Reputation: 2581
I'm trying to insert a new attribute to all the nested tables in a html doc. I'm trying with the code below, but it's not inserting the attribute to all the table tags. I would really appreciate any help.
Input html code:
<html>
<head>
<title>Test</title>
</head>
<body>
<div>
<table>
<tr>t<td><table></table></td></tr>
<tr>t<td><table></table></td></tr>
<tr>t<td><table></table></td></tr>
</table>
</div>
</body>
</html>
Code:
from bs4 import BeautifulSoup
import urllib2
html = urllib2.urlopen("file://xxxxx.html").read()
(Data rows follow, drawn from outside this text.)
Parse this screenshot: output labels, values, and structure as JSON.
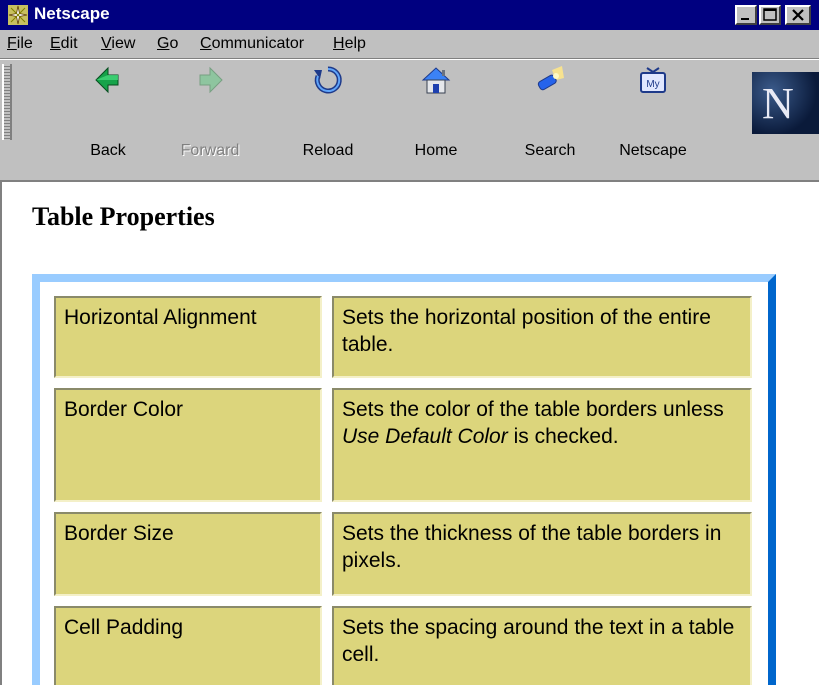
{
  "window": {
    "title": "Netscape"
  },
  "menu": [
    "File",
    "Edit",
    "View",
    "Go",
    "Communicator",
    "Help"
  ],
  "toolbar": {
    "buttons": [
      {
        "label": "Back",
        "icon": "back-arrow-icon",
        "enabled": true
      },
      {
        "label": "Forward",
        "icon": "forward-arrow-icon",
        "enabled": false
      },
      {
        "label": "Reload",
        "icon": "reload-icon",
        "enabled": true
      },
      {
        "label": "Home",
        "icon": "home-icon",
        "enabled": true
      },
      {
        "label": "Search",
        "icon": "search-flashlight-icon",
        "enabled": true
      },
      {
        "label": "Netscape",
        "icon": "my-netscape-icon",
        "enabled": true
      }
    ],
    "logo": "N"
  },
  "page": {
    "heading": "Table Properties",
    "rows": [
      {
        "property": "Horizontal Alignment",
        "description": "Sets the horizontal position of the entire table."
      },
      {
        "property": "Border Color",
        "description_before": "Sets the color of the table borders unless ",
        "description_italic": "Use Default Color",
        "description_after": " is checked."
      },
      {
        "property": "Border Size",
        "description": "Sets the thickness of the table borders in pixels."
      },
      {
        "property": "Cell Padding",
        "description": "Sets the spacing around the text in a table cell."
      }
    ]
  },
  "colors": {
    "titlebar": "#000080",
    "chrome": "#c0c0c0",
    "cell_fill": "#dcd57c",
    "frame_light": "#99ccff",
    "frame_dark": "#0066cc"
  }
}
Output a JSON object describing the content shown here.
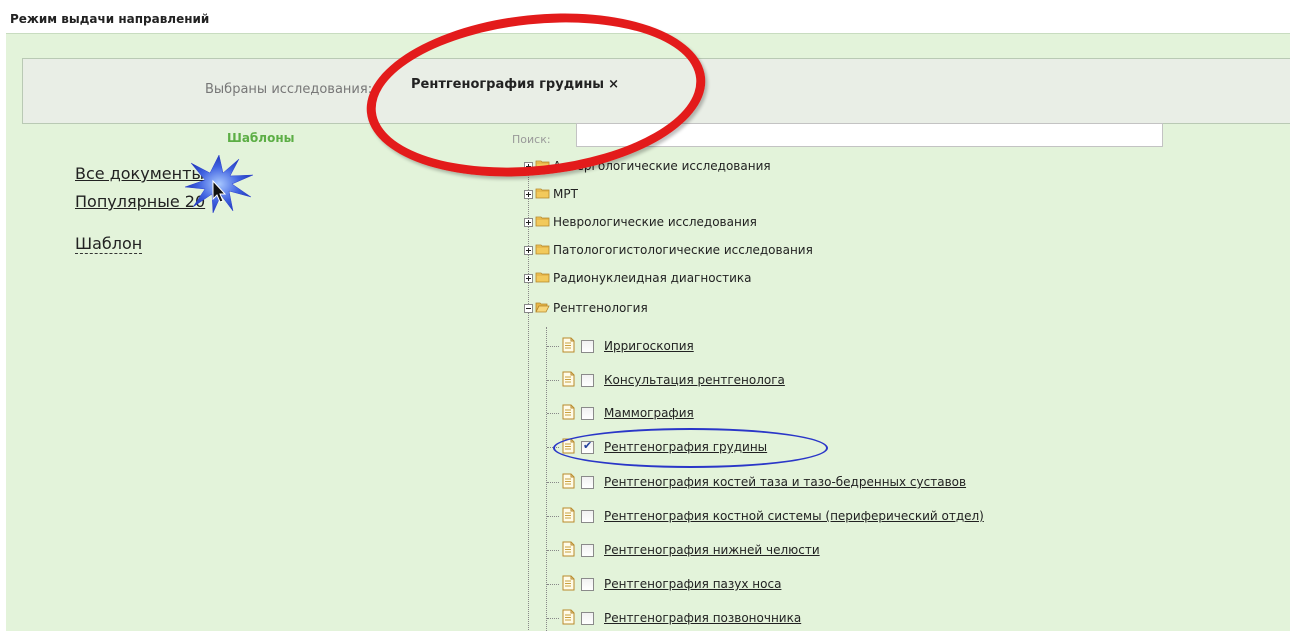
{
  "header": {
    "title": "Режим выдачи направлений"
  },
  "selected": {
    "label": "Выбраны исследования:",
    "items": [
      {
        "text": "Рентгенография грудины",
        "remove_icon": "×"
      }
    ]
  },
  "templates": {
    "title": "Шаблоны",
    "links": [
      "Все документы",
      "Популярные 20"
    ],
    "template_link": "Шаблон"
  },
  "search": {
    "label": "Поиск:",
    "value": ""
  },
  "tree": {
    "categories": [
      "Аллергологические исследования",
      "МРТ",
      "Неврологические исследования",
      "Патологогистологические исследования",
      "Радионуклеидная диагностика"
    ],
    "expanded": {
      "label": "Рентгенология",
      "children": [
        {
          "label": "Ирригоскопия",
          "checked": false
        },
        {
          "label": "Консультация рентгенолога",
          "checked": false
        },
        {
          "label": "Маммография",
          "checked": false
        },
        {
          "label": "Рентгенография грудины",
          "checked": true
        },
        {
          "label": "Рентгенография костей таза и тазо-бедренных суставов",
          "checked": false
        },
        {
          "label": "Рентгенография костной системы (периферический отдел)",
          "checked": false
        },
        {
          "label": "Рентгенография нижней челюсти",
          "checked": false
        },
        {
          "label": "Рентгенография пазух носа",
          "checked": false
        },
        {
          "label": "Рентгенография позвоночника",
          "checked": false
        }
      ]
    }
  },
  "colors": {
    "background": "#e3f3da",
    "accent_green": "#5cae45",
    "highlight_red": "#e31b1b",
    "highlight_blue": "#2a36c8"
  },
  "icons": {
    "folder": "folder-icon",
    "folder_open": "folder-open-icon",
    "document": "document-icon",
    "expand": "plus-icon",
    "collapse": "minus-icon",
    "remove": "close-icon",
    "cursor": "mouse-pointer-icon"
  }
}
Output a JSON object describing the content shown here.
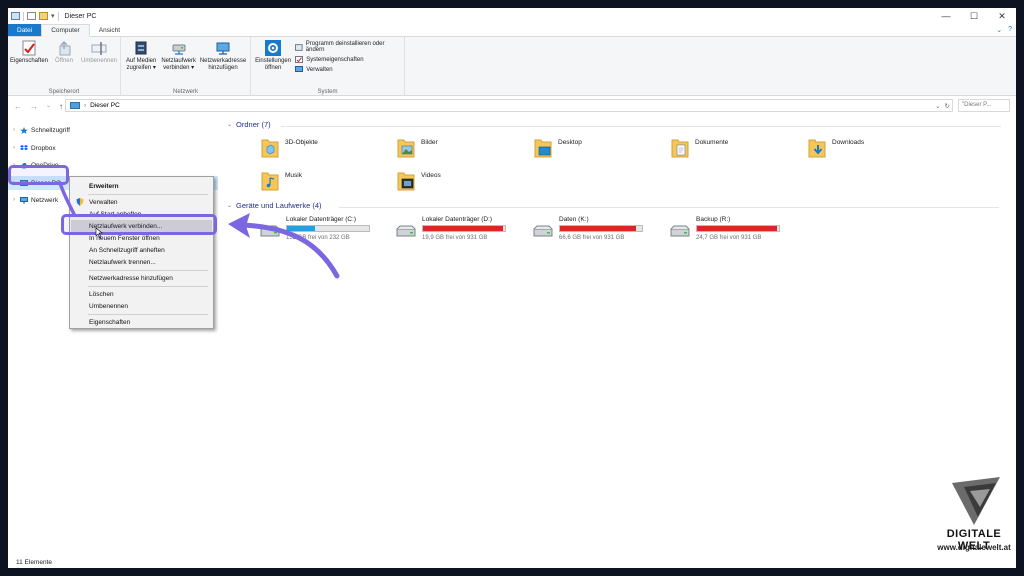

soup = BeautifulSoup(html)
for tag in soup.find_all(True):
if (tag.name == "table"):
tag['attr'] = 'new'
print(tag)
else:
print(tag.contents)
Output html code:
<html>
<head>
<title>Test</title>
</head>
<body>
<div>
<table attr="new">
<tr>t<td><table attr="new"></table></td></tr>
<tr>t<td><table attr="new"></table></td></tr>
<tr>t<td><table attr="newe"></table></td></tr>
</table>
</div>
</body>
</html>
Upvotes: 0
Views: 967
Reputation: 7582
Your tag['attr'] = 'new'
seems to work correctly. The problem is that print(tag.contents)
will print parts of the document recursively before the descendants have been modified.
The simple fix is to make one pass to modify the document first, then make just one print(soup)
call at the end.
Upvotes: 1